MFTraj: Map-Free, Behavior-Driven Trajectory Prediction for Autonomous Driving
Haicheng Liao, Zhenning Li, Chengyue Wang, Huanming Shen, Bonan Wang, Dongping Liao, Guofa Li, Chengzhong Xu
TL;DR
MFTraj addresses map-free trajectory prediction in autonomous driving by leveraging historical trajectories of the target and nearby agents to forecast future paths without HD maps. It introduces a four-module encoder–decoder architecture comprising a behavior-aware module with a VRNN–GRU-based behavioral encoder, a position-aware module with an LSTM-based encoder, an adaptive structure-aware GCN-based interaction module (coupled with Linformer for efficient attention), and a residual decoder to produce the target trajectory over a horizon $t_f$. The approach emphasizes continuous behavioral attributes via centrality-inspired criteria and dynamic graphs to capture spatio-temporal interactions, achieving robustness under substantial data loss while maintaining competitive accuracy and reduced parameter requirements.

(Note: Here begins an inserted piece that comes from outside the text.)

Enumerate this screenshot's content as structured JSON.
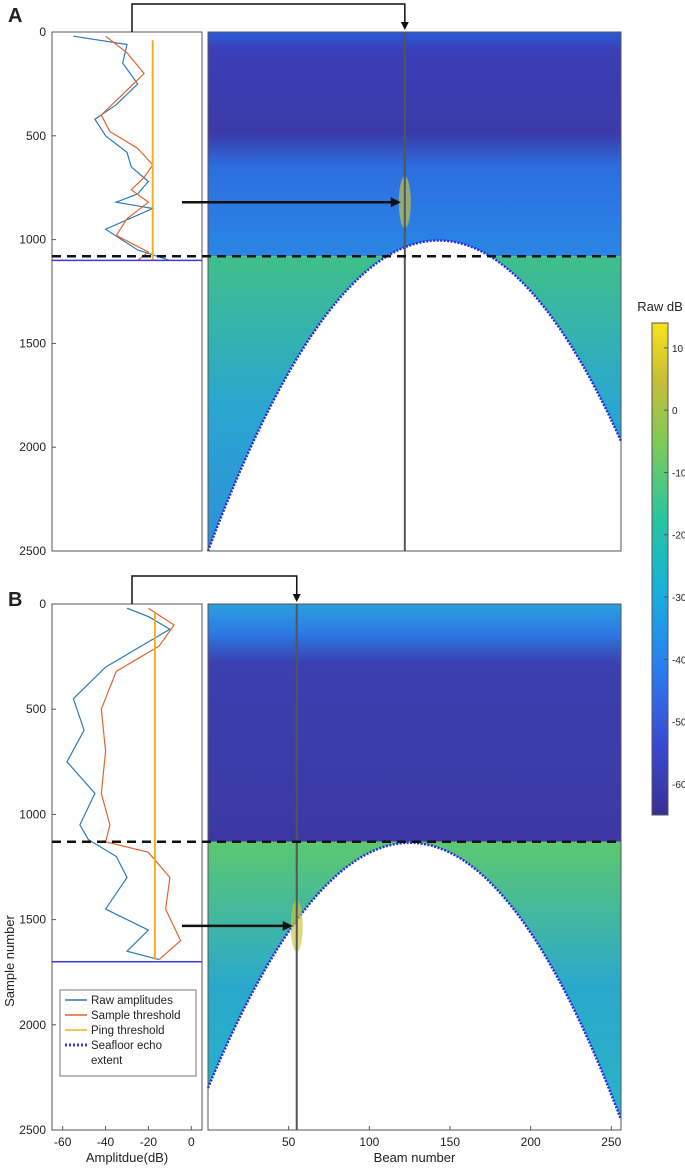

Evaluations on Argoverse, NGSIM, HighD, and MoCAD show MFTraj outperforms many state-of-the-art baselines in complete and missing-data scenarios, highlighting its potential to reduce map-dependency and data demands in real-world autonomous driving tasks.
Abstract
This paper introduces a trajectory prediction model tailored for autonomous driving, focusing on capturing complex interactions in dynamic traffic scenarios without reliance on high-definition maps. The model, termed MFTraj, harnesses historical trajectory data combined with a novel dynamic geometric graph-based behavior-aware module. At its core, an adaptive structure-aware interactive graph convolutional network captures both positional and behavioral features of road users, preserving spatial-temporal intricacies. Enhanced by a linear attention mechanism, the model achieves computational efficiency and reduced parameter overhead. Evaluations on the Argoverse, NGSIM, HighD, and MoCAD datasets underscore MFTraj's robustness and adaptability, outperforming numerous benchmarks even in data-challenged scenarios without the need for additional information such as HD maps or vectorized maps. Importantly, it maintains competitive performance even in scenarios with substantial missing data, on par with most existing state-of-the-art models. The results and methodology suggest a significant advancement in autonomous driving trajectory prediction, paving the way for safer and more efficient autonomous systems.